Starting from miRNAs expression data obtained in each comparison, we first focused our attention on miRNAs commonly expressed in all grades. The Venn diagram of grade-specific genes revealed that 8 miRNAs were expressed in all grades (Figure 2). Specifically, the miRNAs expressed in all grades were: hsa-miR-10b-5p, hsa-miR-130b-3p, hsa-miR-192-5p, hsa-miR-194-5p, hsa-miR-210-3p, hsa-miR-214-3p, hsa-miR-7-5p, and hsa-miR-96-5p. Moreover, the analysis of microarray data demonstrated that these 8 miRNAs had a different expression level in each grade (Figure 2). To validate microarray results, we performed quantitative real-time PCR (qRT-PCR) for miR-96-5p, miR-7-5p, miR-130b-3p, and miR-194-5p on miRNAs isolated from a cohort of 24 GEP-NETs patients (8 G1, 8 G2, and 8 G3). The expression of all analyzed miRNAs was significantly modulated in all NETs tumor grades confirming microarray data (Figure 3).

FIGURE 2

Figure 2. Differentially expressed miRNA across GEP-NETs grades. (A) Venn diagram showing the number of dysregulated miRNAs for each analyzed comparison. (B) Normalized probe signals are plotted for eight commonly expressed miRNAs that were differentially expressed in all 3 grades.

FIGURE 3

Figure 3. Validation of differentially expressed miRNAs. Expression levels of miR-96-5p, miR-7-5p, miR-130b-3p, and miR-194-5p from miRNAs isolated from a cohort of 24 GEP-NETs patients (8 G1, 8 G2, and 8 G3). Expression levels were quantified using qRT-PCR. The miRNA relative expressions were normalized to the expression of miR-26a-5p. The expression of all analyzed miRNAs was significantly modulated in all NETs tumor grades, confirming microarray data. The histograms represent the mean ± SEM. By ANOVA *p < 0.05, **p < 0.01, ***p < 0.001.
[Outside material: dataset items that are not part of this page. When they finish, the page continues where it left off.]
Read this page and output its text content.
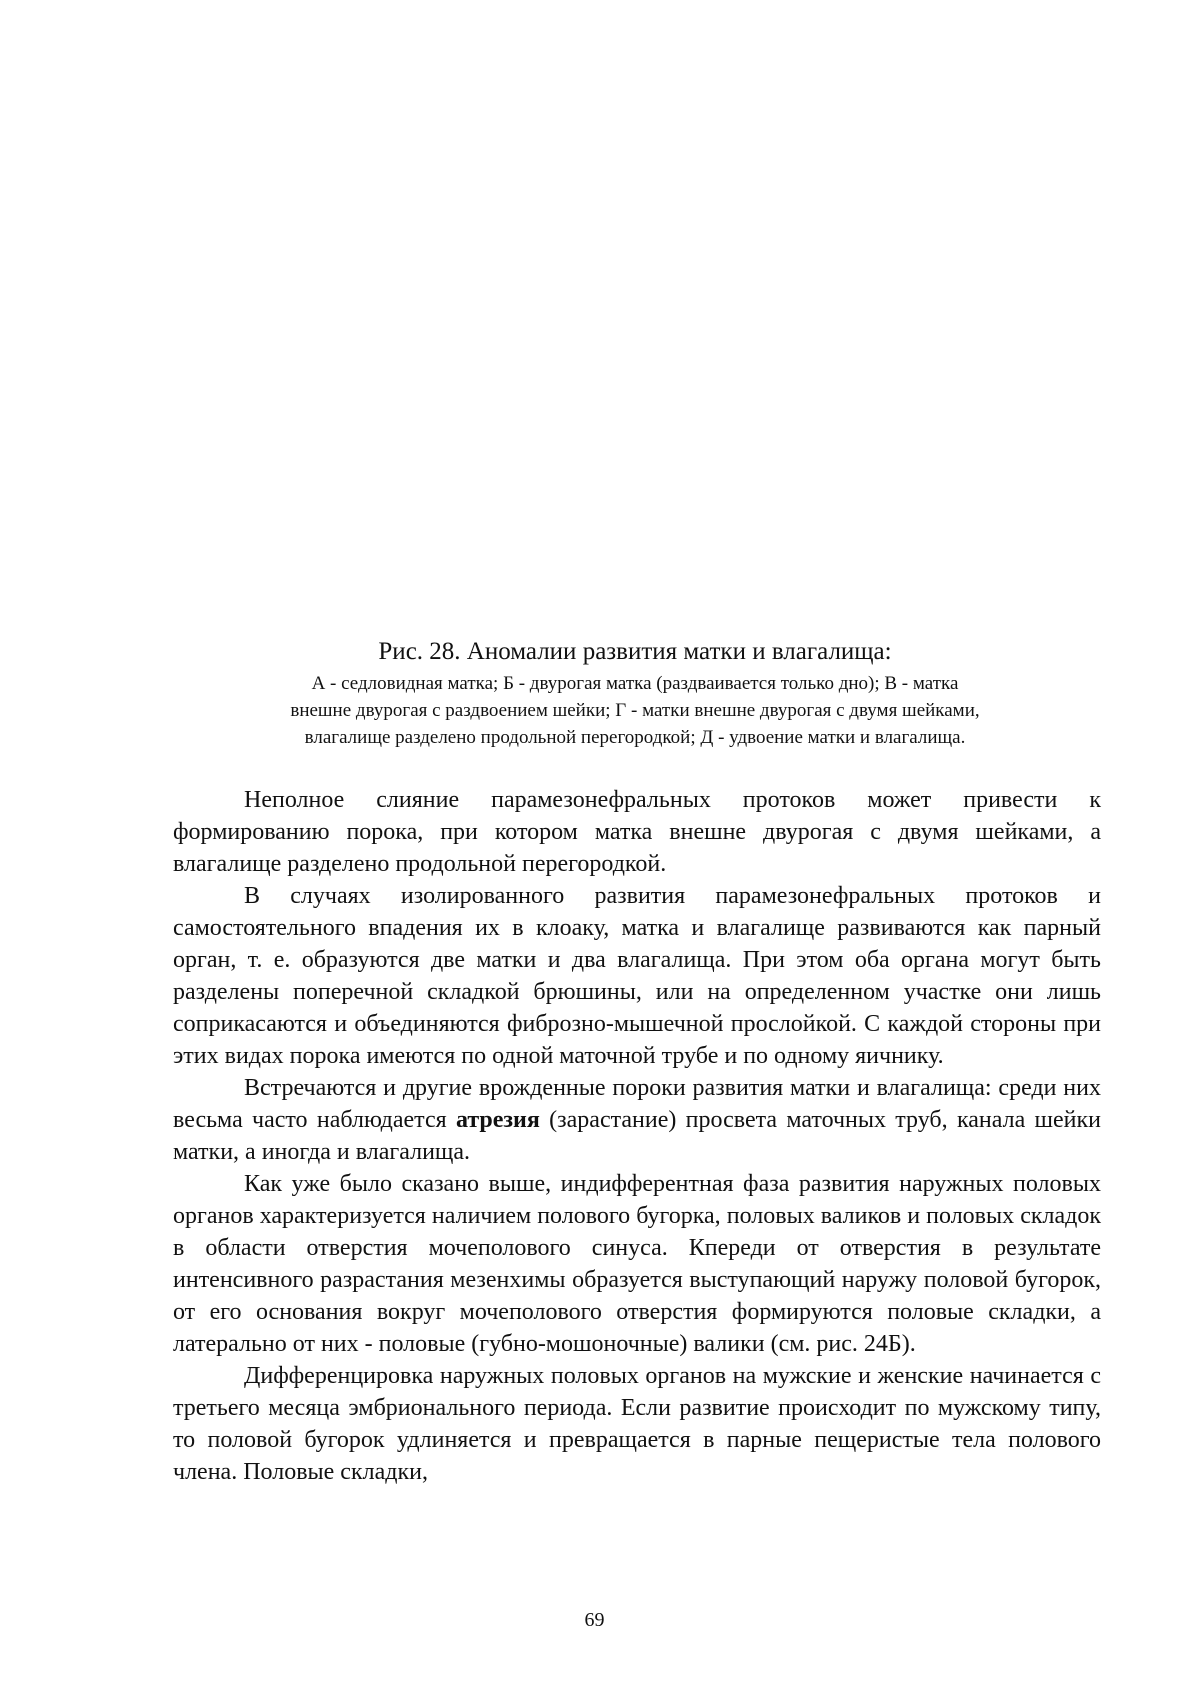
Рис. 28. Аномалии развития матки и влагалища:

А - седловидная матка; Б - двурогая матка (раздваивается только дно); В - матка
внешне двурогая с раздвоением шейки; Г - матки внешне двурогая с двумя шейками,
влагалище разделено продольной перегородкой; Д - удвоение матки и влагалища.

Неполное слияние парамезонефральных протоков может привести к формированию порока, при котором матка внешне двурогая с двумя шейками, а влагалище разделено продольной перегородкой.

В случаях изолированного развития парамезонефральных протоков и самостоятельного впадения их в клоаку, матка и влагалище развиваются как парный орган, т. е. образуются две матки и два влагалища. При этом оба органа могут быть разделены поперечной складкой брюшины, или на определенном участке они лишь соприкасаются и объединяются фиброзно-мышечной прослойкой. С каждой стороны при этих видах порока имеются по одной маточной трубе и по одному яичнику.

Встречаются и другие врожденные пороки развития матки и влагалища: среди них весьма часто наблюдается атрезия (зарастание) просвета маточных труб, канала шейки матки, а иногда и влагалища.

Как уже было сказано выше, индифферентная фаза развития наружных половых органов характеризуется наличием полового бугорка, половых валиков и половых складок в области отверстия мочеполового синуса. Кпереди от отверстия в результате интенсивного разрастания мезенхимы образуется выступающий наружу половой бугорок, от его основания вокруг мочеполового отверстия формируются половые складки, а латерально от них - половые (губно-мошоночные) валики (см. рис. 24Б).

Дифференцировка наружных половых органов на мужские и женские начинается с третьего месяца эмбрионального периода. Если развитие происходит по мужскому типу, то половой бугорок удлиняется и превращается в парные пещеристые тела полового члена. Половые складки,

69
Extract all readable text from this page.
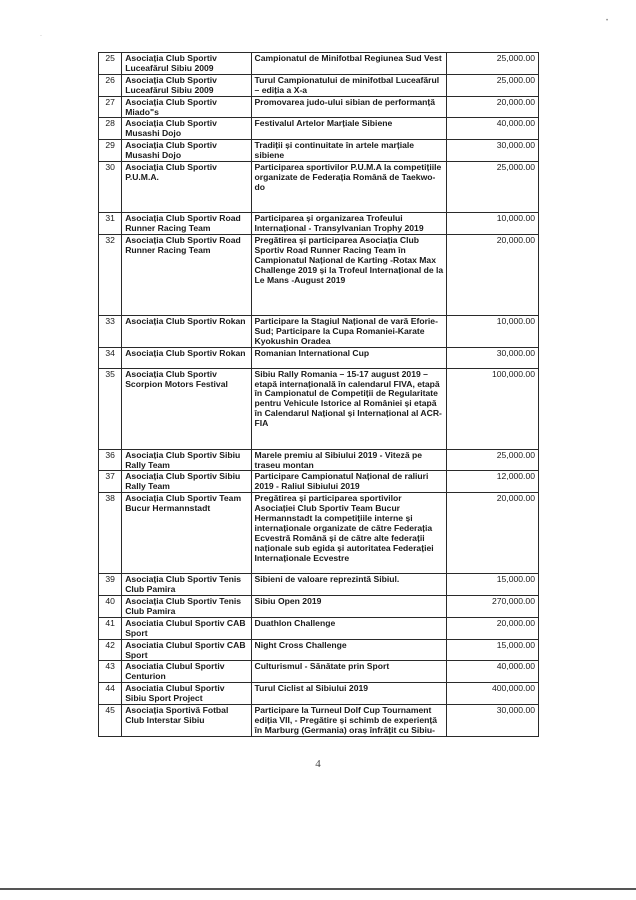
•
·
25	Asociația Club Sportiv Luceafărul Sibiu 2009	Campionatul de Minifotbal Regiunea Sud Vest	25,000.00
26	Asociația Club Sportiv Luceafărul Sibiu 2009	Turul Campionatului de minifotbal Luceafărul – ediția a X-a	25,000.00
27	Asociația Club Sportiv Miado"s	Promovarea judo-ului sibian de performanță	20,000.00
28	Asociația Club Sportiv Musashi Dojo	Festivalul Artelor Marțiale Sibiene	40,000.00
29	Asociația Club Sportiv Musashi Dojo	Tradiții și continuitate în artele marțiale sibiene	30,000.00
30	Asociația Club Sportiv P.U.M.A.	Participarea sportivilor P.U.M.A la competițiile organizate de Federația Română de Taekwo-do	25,000.00
31	Asociația Club Sportiv Road Runner Racing Team	Participarea și organizarea Trofeului Internațional - Transylvanian Trophy 2019	10,000.00
32	Asociația Club Sportiv Road Runner Racing Team	Pregătirea și participarea Asociația Club Sportiv Road Runner Racing Team în Campionatul Național de Karting -Rotax Max Challenge 2019 și la Trofeul Internațional de la Le Mans -August 2019	20,000.00
33	Asociația Club Sportiv Rokan	Participare la Stagiul Național de vară Eforie-Sud; Participare la Cupa Romaniei-Karate Kyokushin Oradea	10,000.00
34	Asociația Club Sportiv Rokan	Romanian International Cup	30,000.00
35	Asociația Club Sportiv Scorpion Motors Festival	Sibiu Rally Romania – 15-17 august 2019 – etapă internațională în calendarul FIVA, etapă în Campionatul de Competiții de Regularitate pentru Vehicule Istorice al României și etapă în Calendarul Național și Internațional al ACR-FIA	100,000.00
36	Asociația Club Sportiv Sibiu Rally Team	Marele premiu al Sibiului 2019 - Viteză pe traseu montan	25,000.00
37	Asociația Club Sportiv Sibiu Rally Team	Participare Campionatul Național de raliuri 2019 - Raliul Sibiului 2019	12,000.00
38	Asociația Club Sportiv Team Bucur Hermannstadt	Pregătirea și participarea sportivilor Asociației Club Sportiv Team Bucur Hermannstadt la competițiile interne și internaționale organizate de către Federația Ecvestră Română și de către alte federații naționale sub egida și autoritatea Federației Internaționale Ecvestre	20,000.00
39	Asociația Club Sportiv Tenis Club Pamira	Sibieni de valoare reprezintă Sibiul.	15,000.00
40	Asociația Club Sportiv Tenis Club Pamira	Sibiu Open 2019	270,000.00
41	Asociatia Clubul Sportiv CAB Sport	Duathlon Challenge	20,000.00
42	Asociatia Clubul Sportiv CAB Sport	Night Cross Challenge	15,000.00
43	Asociatia Clubul Sportiv Centurion	Culturismul - Sănătate prin Sport	40,000.00
44	Asociatia Clubul Sportiv Sibiu Sport Project	Turul Ciclist al Sibiului 2019	400,000.00
45	Asociația Sportivă Fotbal Club Interstar Sibiu	Participare la Turneul Dolf Cup Tournament ediția VII, - Pregătire și schimb de experiență în Marburg (Germania) oraș înfrățit cu Sibiu-	30,000.00
4
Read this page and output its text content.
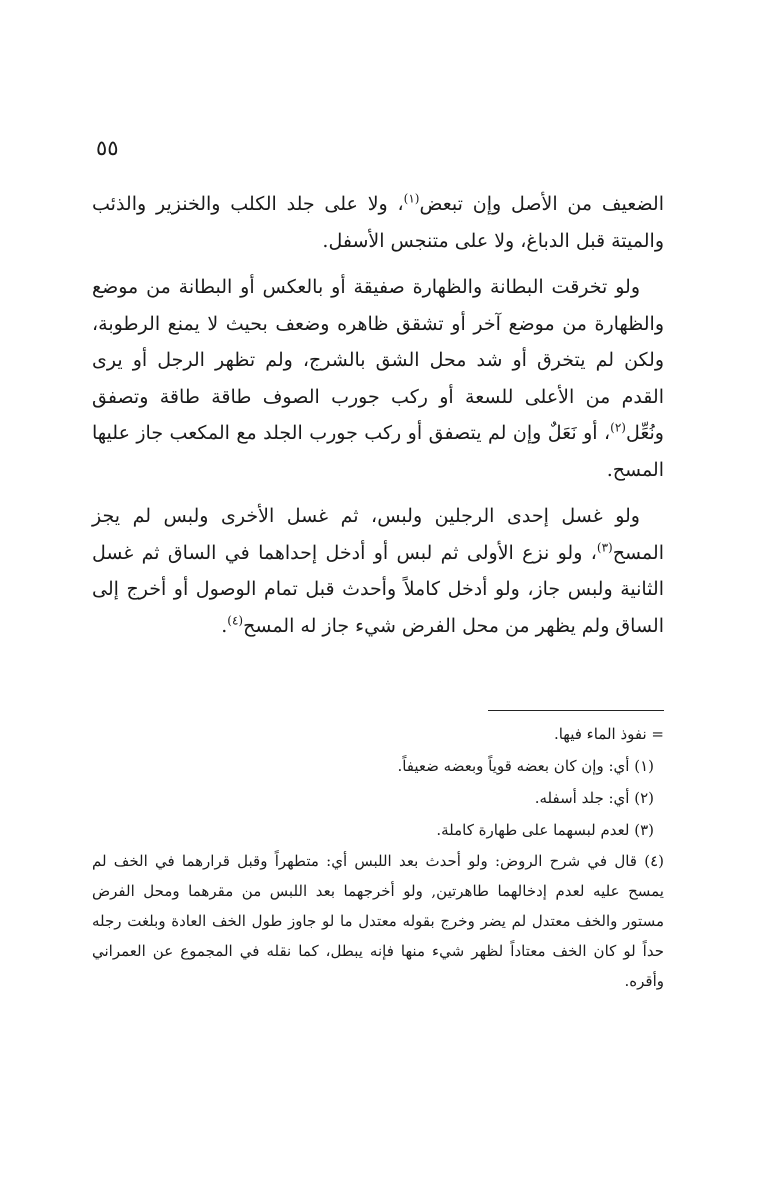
٥٥

الضعيف من الأصل وإن تبعض$^{(١)}$، ولا على جلد الكلب والخنزير والذئب والميتة قبل الدباغ، ولا على متنجس الأسفل.

ولو تخرقت البطانة والظهارة صفيقة أو بالعكس أو البطانة من موضع والظهارة من موضع آخر أو تشقق ظاهره وضعف بحيث لا يمنع الرطوبة، ولكن لم يتخرق أو شد محل الشق بالشرج، ولم تظهر الرجل أو يرى القدم من الأعلى للسعة أو ركب جورب الصوف طاقة طاقة وتصفق ونُعِّل$^{(٢)}$، أو نَعَلٌ وإن لم يتصفق أو ركب جورب الجلد مع المكعب جاز عليها المسح.

ولو غسل إحدى الرجلين ولبس، ثم غسل الأخرى ولبس لم يجز المسح$^{(٣)}$، ولو نزع الأولى ثم لبس أو أدخل إحداهما في الساق ثم غسل الثانية ولبس جاز، ولو أدخل كاملاً وأحدث قبل تمام الوصول أو أخرج إلى الساق ولم يظهر من محل الفرض شيء جاز له المسح$^{(٤)}$.

= نفوذ الماء فيها.

(١) أي: وإن كان بعضه قوياً وبعضه ضعيفاً.

(٢) أي: جلد أسفله.

(٣) لعدم لبسهما على طهارة كاملة.

(٤) قال في شرح الروض: ولو أحدث بعد اللبس أي: متطهراً وقبل قرارهما في الخف لم يمسح عليه لعدم إدخالهما طاهرتين, ولو أخرجهما بعد اللبس من مقرهما ومحل الفرض مستور والخف معتدل لم يضر وخرج بقوله معتدل ما لو جاوز طول الخف العادة وبلغت رجله حداً لو كان الخف معتاداً لظهر شيء منها فإنه يبطل، كما نقله في المجموع عن العمراني وأقره.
In silico Analysis of miRNA Targets

To study the molecular mechanisms in which these miRNAs are involved, we performed a bioinformatic analyses to predict target genes of aforementioned eight deregulated miRNAs (hsa-miR-10b-5p, hsa-miR-130b-3p, hsa-miR-192-5p, hsa-miR-194-5p, hsa-miR-210-3p, hsa-miR-214-3p, hsa-miR-7-5p, and hsa-miR-96-5p). Based on bioinformatic analyses we found that deregulated miRNAs were mainly involved in several characteristic pathways of cancer. In particular, the identified miRNAs are involved in crucial pathways for cancer onset and progression, specifically Proteoglycans in cancer, Hippo signaling, Pathways in cancer, p53 signaling, FoxO signaling, HIF-1 signaling (Supplementary Table 2). Importantly, within these pathways, multiple miRNAs were predicted to regulate the same target genes, and one single miRNA could target several crucial genes. Moreover, Gene Ontology enrichment analysis demonstrated that the predicted gene targets of the eight deregulated miRNAs were significantly enriched in 313 biological processes (Supplementary Table 3). Using functional enrichment analysis, predicted target genes were categorized into several biological processes including regulation of cellular processes, regulation of cellular metabolic process, and regulation of cell communication.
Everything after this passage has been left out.